Under Secretary Sir Matthew Nathan and Chief Secretary to the Lord Lieutenant of Ireland Augustine Birrell leaving the Royal Commission into the events of the Rising

Under Secretary Sir Matthew Nathan and Chief Secretary to the Lord Lieutenant of Ireland Augustine Birrell leaving the Royal Commission into the events of the Rising

Nathan was born on January 3rd 1862, one of nine children of a Jewish couple, Jonah and Miriam Nathan (née Jacobs) of London. His father was a partner in a paper-making firm, and his mother, 25 years younger than her husband, had her children tutored at home and was influential in their choices of career. Nathan was commissioned in the Royal Engineers at the age of 18.

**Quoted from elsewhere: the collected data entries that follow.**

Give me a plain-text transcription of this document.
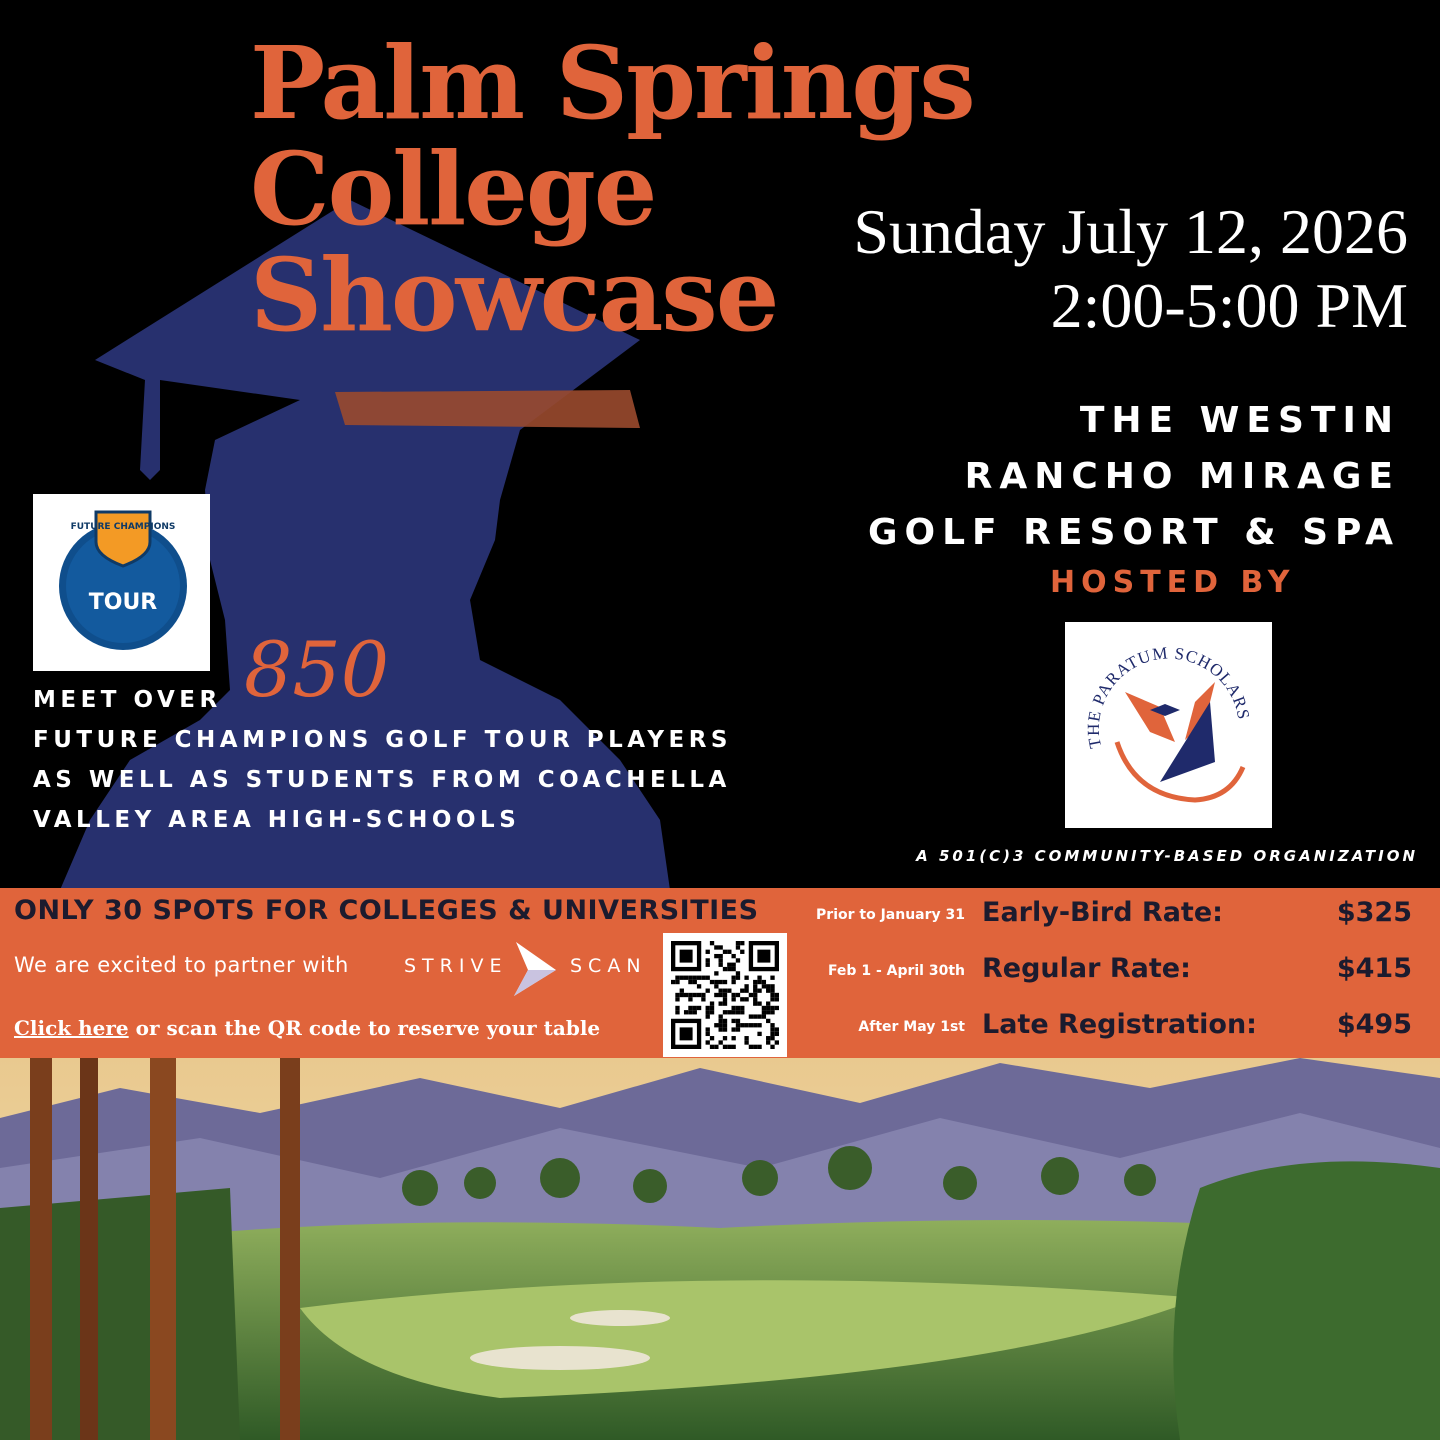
Palm Springs
College
Showcase
Sunday July 12, 2026
2:00-5:00 PM
THE WESTIN
RANCHO MIRAGE
GOLF RESORT & SPA
HOSTED BY
THE PARATUM SCHOLARS
A 501(C)3 COMMUNITY-BASED ORGANIZATION
FUTURE CHAMPIONS
TOUR
850
MEET OVER
FUTURE CHAMPIONS GOLF TOUR PLAYERS
AS WELL AS STUDENTS FROM COACHELLA
VALLEY AREA HIGH-SCHOOLS
ONLY 30 SPOTS FOR COLLEGES & UNIVERSITIES
We are excited to partner with	STRIVE	SCAN
Click here or scan the QR code to reserve your table
Prior to January 31 Early-Bird Rate:	$325
Feb 1 - April 30th Regular Rate:	$415
After May 1st Late Registration:	$495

After working in the War Office, he served in Africa and India (1884–95) and was appointed secretary of the Colonial Defence Committee. Before his appointment to Ireland, he had served as governor in Sierra Leone and the Gold Coast (1899–1903), Hong Kong (1904–7), and Natal (1907–9). He was given the honorary British titles CMG (1899), KCMG (1902), and GCMG (1908). In 1909-1911 he was secretary of the British Post Office and was later chairman of the Board of Inland Revenue in Britain.

From October 1914, Nathan lived at the under-secretary’s lodge in the Phoenix Park (now the visitor’s centre) and worked at Dublin Castle. He built strong relationships with Irish leaders such as John Dillon, MP of the Irish party. He had previously worked for the British government in Africa and had met Dorothy Stopford Price’s aunt, Alice Stopford Green, through the African Society. Stopford Green, influenced by Roger Casement among others, had set up the society in 1900. Stopford Green’s aim was to campaign against the colonial abuse of Africans, although she was careful to include establishment figures with wider interests in Africa in the society’s remit. The Stopfords and the Nathans became friends and Dorothy spent her Easter holiday in 1916 staying with Sir Matthew in the Phoenix Park.

Nathan learned of the Easter Rebellion at his office at Dublin Castle on April 24th 1916. He had been lulled into a false sense of security by failures in military intelligence, confusion that arose when a planned exercise had been cancelled by Eoin MacNeill, and the capture of Roger Casement during an attempt to bring arms onto Banna Strand in Kerry.

Matthew Nathan

Nathan was reportedly a hard worker on behalf of the British Empire in various parts of the world, and was clearly content to work within the established tradition of British rule in Ireland.

After the ignomy of having to resign over 1916, Nathan spent four years languishing in administrative jobs in London. In 1920, he was appointed governor of Queensland, Australia, and became chancellor of its university in 1922. He retired to a country house in Somerset, and died on 18 April 1939. He was buried in the Jewish cemetery, Willesden, London. His book, The Annals of West Coker, which was not completed at his death, was published in 1957, edited by historian M. M. Postan.